Pairing: Dean/Seamus


The first time Dean paints a self-portrait, Seamus tells him it's wrong.

"It doesn't make any sense, mate. Why is this red? Where is the green coming from? What's that line supposed to be?"

Dean tells him politely to mind his own bloody business. The colours are right, he knows it. Because he feels like a slope of blues and greens, with a blackened ribcage and a bright, cherried smile. He feels like a green-veined monster, bearing wings of gold and a mind of silver. And he paints with his heart, not with his head.

Seamus just doesn't get it though. He sees a human form lost in so many colours, drowned in things that don't exist and lines that don't belong. He still doesn't get it even after Dean explains.
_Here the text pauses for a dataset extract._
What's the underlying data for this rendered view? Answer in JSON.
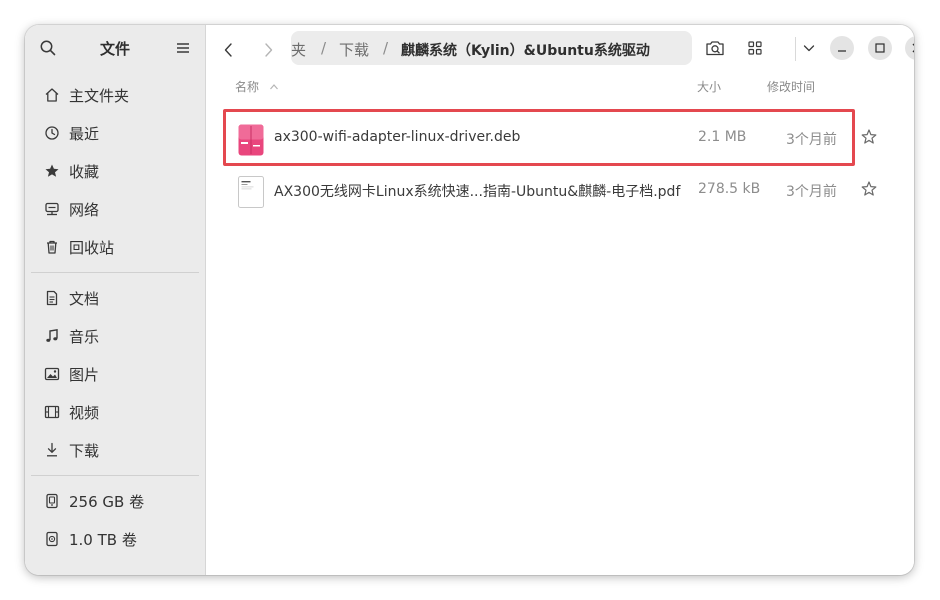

"The key is to feel it, not to see it," he says. Seamus scoffs and still can't grasp it.

In fact, it takes him six years to get it, and by then Dean's already achieved semi-fame in a world he doesn't belong in, and Seamus hasn't seen him for a long time.

He sees that first self-portrait once again, in a newspaper. And he just gets it. Just like that.
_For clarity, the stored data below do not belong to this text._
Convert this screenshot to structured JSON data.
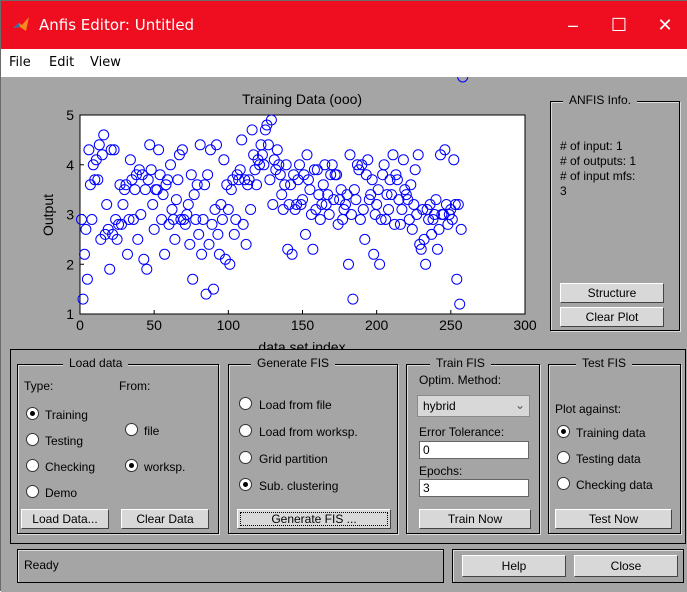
{
  "window": {
    "title": "Anfis Editor: Untitled"
  },
  "menu": [
    "File",
    "Edit",
    "View"
  ],
  "plot": {
    "title": "Training Data (ooo)",
    "xlabel": "data set index",
    "ylabel": "Output",
    "xticks": [
      "0",
      "50",
      "100",
      "150",
      "200",
      "250",
      "300"
    ],
    "yticks": [
      "1",
      "2",
      "3",
      "4",
      "5"
    ]
  },
  "chart_data": {
    "type": "scatter",
    "title": "Training Data (ooo)",
    "xlabel": "data set index",
    "ylabel": "Output",
    "xlim": [
      0,
      300
    ],
    "ylim": [
      1,
      5
    ],
    "marker": "circle",
    "color": "#0000ff",
    "x": [
      1,
      2,
      3,
      4,
      5,
      6,
      7,
      8,
      9,
      10,
      11,
      12,
      13,
      14,
      15,
      16,
      17,
      18,
      19,
      20,
      21,
      22,
      23,
      24,
      25,
      26,
      27,
      28,
      29,
      30,
      31,
      32,
      33,
      34,
      35,
      36,
      37,
      38,
      39,
      40,
      41,
      42,
      43,
      44,
      45,
      46,
      47,
      48,
      49,
      50,
      51,
      52,
      53,
      54,
      55,
      56,
      57,
      58,
      59,
      60,
      61,
      62,
      63,
      64,
      65,
      66,
      67,
      68,
      69,
      70,
      71,
      72,
      73,
      74,
      75,
      76,
      77,
      78,
      79,
      80,
      81,
      82,
      83,
      84,
      85,
      86,
      87,
      88,
      89,
      90,
      91,
      92,
      93,
      94,
      95,
      96,
      97,
      98,
      99,
      100,
      101,
      102,
      103,
      104,
      105,
      106,
      107,
      108,
      109,
      110,
      111,
      112,
      113,
      114,
      115,
      116,
      117,
      118,
      119,
      120,
      121,
      122,
      123,
      124,
      125,
      126,
      127,
      128,
      129,
      130,
      131,
      132,
      133,
      134,
      135,
      136,
      137,
      138,
      139,
      140,
      141,
      142,
      143,
      144,
      145,
      146,
      147,
      148,
      149,
      150,
      151,
      152,
      153,
      154,
      155,
      156,
      157,
      158,
      159,
      160,
      161,
      162,
      163,
      164,
      165,
      166,
      167,
      168,
      169,
      170,
      171,
      172,
      173,
      174,
      175,
      176,
      177,
      178,
      179,
      180,
      181,
      182,
      183,
      184,
      185,
      186,
      187,
      188,
      189,
      190,
      191,
      192,
      193,
      194,
      195,
      196,
      197,
      198,
      199,
      200,
      201,
      202,
      203,
      204,
      205,
      206,
      207,
      208,
      209,
      210,
      211,
      212,
      213,
      214,
      215,
      216,
      217,
      218,
      219,
      220,
      221,
      222,
      223,
      224,
      225,
      226,
      227,
      228,
      229,
      230,
      231,
      232,
      233,
      234,
      235,
      236,
      237,
      238,
      239,
      240,
      241,
      242,
      243,
      244,
      245,
      246,
      247,
      248,
      249,
      250,
      251,
      252,
      253,
      254,
      255,
      256,
      257,
      258
    ],
    "y": [
      2.9,
      1.3,
      2.2,
      2.7,
      1.7,
      4.3,
      3.6,
      2.9,
      4.0,
      3.7,
      4.1,
      3.7,
      4.4,
      2.5,
      4.2,
      4.6,
      2.6,
      3.2,
      2.7,
      1.9,
      4.3,
      2.6,
      4.3,
      2.9,
      2.5,
      2.8,
      3.6,
      2.8,
      3.2,
      3.5,
      3.6,
      2.2,
      2.9,
      4.1,
      3.7,
      2.9,
      3.5,
      3.8,
      2.5,
      3.9,
      3.0,
      3.8,
      2.1,
      3.5,
      1.9,
      3.7,
      4.4,
      3.9,
      3.2,
      2.7,
      3.5,
      3.5,
      4.3,
      3.8,
      2.9,
      3.4,
      2.2,
      3.6,
      3.7,
      2.8,
      4.0,
      3.1,
      2.9,
      2.5,
      3.3,
      3.7,
      4.2,
      2.9,
      4.3,
      2.9,
      2.8,
      3.0,
      3.2,
      2.4,
      3.8,
      1.7,
      3.4,
      2.9,
      3.6,
      2.6,
      4.4,
      2.2,
      2.9,
      3.6,
      1.4,
      3.8,
      2.4,
      4.3,
      2.8,
      1.5,
      3.1,
      4.4,
      2.6,
      2.2,
      3.2,
      2.9,
      4.1,
      2.1,
      3.6,
      3.1,
      2.0,
      3.5,
      3.7,
      2.6,
      2.9,
      3.8,
      3.7,
      3.9,
      4.5,
      2.8,
      3.7,
      2.4,
      3.6,
      3.7,
      3.1,
      4.7,
      4.2,
      3.9,
      3.6,
      4.1,
      4.0,
      4.4,
      4.2,
      4.0,
      4.7,
      4.8,
      4.4,
      3.7,
      4.9,
      3.2,
      4.1,
      3.9,
      4.3,
      4.0,
      3.8,
      3.4,
      3.1,
      3.6,
      4.0,
      2.3,
      3.2,
      3.6,
      2.2,
      3.8,
      3.1,
      3.2,
      3.7,
      4.0,
      3.2,
      3.3,
      3.8,
      2.6,
      4.2,
      3.7,
      3.5,
      3.0,
      2.3,
      3.9,
      3.1,
      3.9,
      3.4,
      2.9,
      3.2,
      3.6,
      4.0,
      3.2,
      3.4,
      3.0,
      3.8,
      4.0,
      3.3,
      3.8,
      3.8,
      2.8,
      3.3,
      3.5,
      2.9,
      3.1,
      3.2,
      3.4,
      2.0,
      4.2,
      3.0,
      1.3,
      3.5,
      3.3,
      4.0,
      3.9,
      2.9,
      4.0,
      3.1,
      2.5,
      3.8,
      4.1,
      3.3,
      3.4,
      3.7,
      2.2,
      3.0,
      3.2,
      3.5,
      2.0,
      2.9,
      3.8,
      4.0,
      2.9,
      3.4,
      3.1,
      3.7,
      3.4,
      4.2,
      2.8,
      3.8,
      3.7,
      3.3,
      2.8,
      3.1,
      4.1,
      3.5,
      3.4,
      3.3,
      2.9,
      3.6,
      2.7,
      3.2,
      3.9,
      3.0,
      4.2,
      2.4,
      2.3,
      3.1,
      2.5,
      2.0,
      3.1,
      2.9,
      3.2,
      2.6,
      2.9,
      3.0,
      3.3,
      2.3,
      2.7,
      4.2,
      3.0,
      3.0,
      4.3,
      3.2,
      2.8,
      3.0,
      3.1,
      2.9,
      4.1,
      3.2,
      1.7,
      3.2,
      1.2,
      2.7
    ]
  },
  "info": {
    "title": "ANFIS Info.",
    "line1": "# of input: 1",
    "line2": "# of outputs: 1",
    "line3": "# of input mfs:",
    "line4": "3",
    "structure_label": "Structure",
    "clearplot_label": "Clear Plot"
  },
  "load": {
    "title": "Load data",
    "type_label": "Type:",
    "from_label": "From:",
    "types": [
      "Training",
      "Testing",
      "Checking",
      "Demo"
    ],
    "type_selected": 0,
    "from": [
      "file",
      "worksp."
    ],
    "from_selected": 1,
    "load_btn": "Load Data...",
    "clear_btn": "Clear Data"
  },
  "gen": {
    "title": "Generate FIS",
    "options": [
      "Load from file",
      "Load from worksp.",
      "Grid partition",
      "Sub. clustering"
    ],
    "selected": 3,
    "button": "Generate FIS ..."
  },
  "train": {
    "title": "Train FIS",
    "method_label": "Optim. Method:",
    "method_value": "hybrid",
    "tol_label": "Error Tolerance:",
    "tol_value": "0",
    "epochs_label": "Epochs:",
    "epochs_value": "3",
    "button": "Train Now"
  },
  "test": {
    "title": "Test FIS",
    "plot_label": "Plot against:",
    "options": [
      "Training data",
      "Testing data",
      "Checking data"
    ],
    "selected": 0,
    "button": "Test Now"
  },
  "status": {
    "text": "Ready"
  },
  "help_label": "Help",
  "close_label": "Close"
}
Dean wasn't trying to paint himself photo-realistically. He was trying to tell a story. His story. And when Seamus looks at that first portrait, it tells him more about his old best friend than he ever thought he'd know. Seamus can see, no, not see, feel Dean's hopes and fears and dreams echoing around the stark white page and falling into the nothingness. He can feel Dean's worries sloped on scattered lines and sense Dean's confusion in that haze of colour, and somewhere along the way, finding secrets hidden behind quill scratches and ink splotches, Seamus realises he misses him.

So he sends Dean a letter and tells him he's sorry and that he was right and did he mention it (he) was beautiful? And when Dean replies he feels his heart jump into his throat as he traces the sharp angles and lines scratched onto the parchment. They make up Seamus' face.

"From memory," he's written.

And Seamus thinks he might be in love.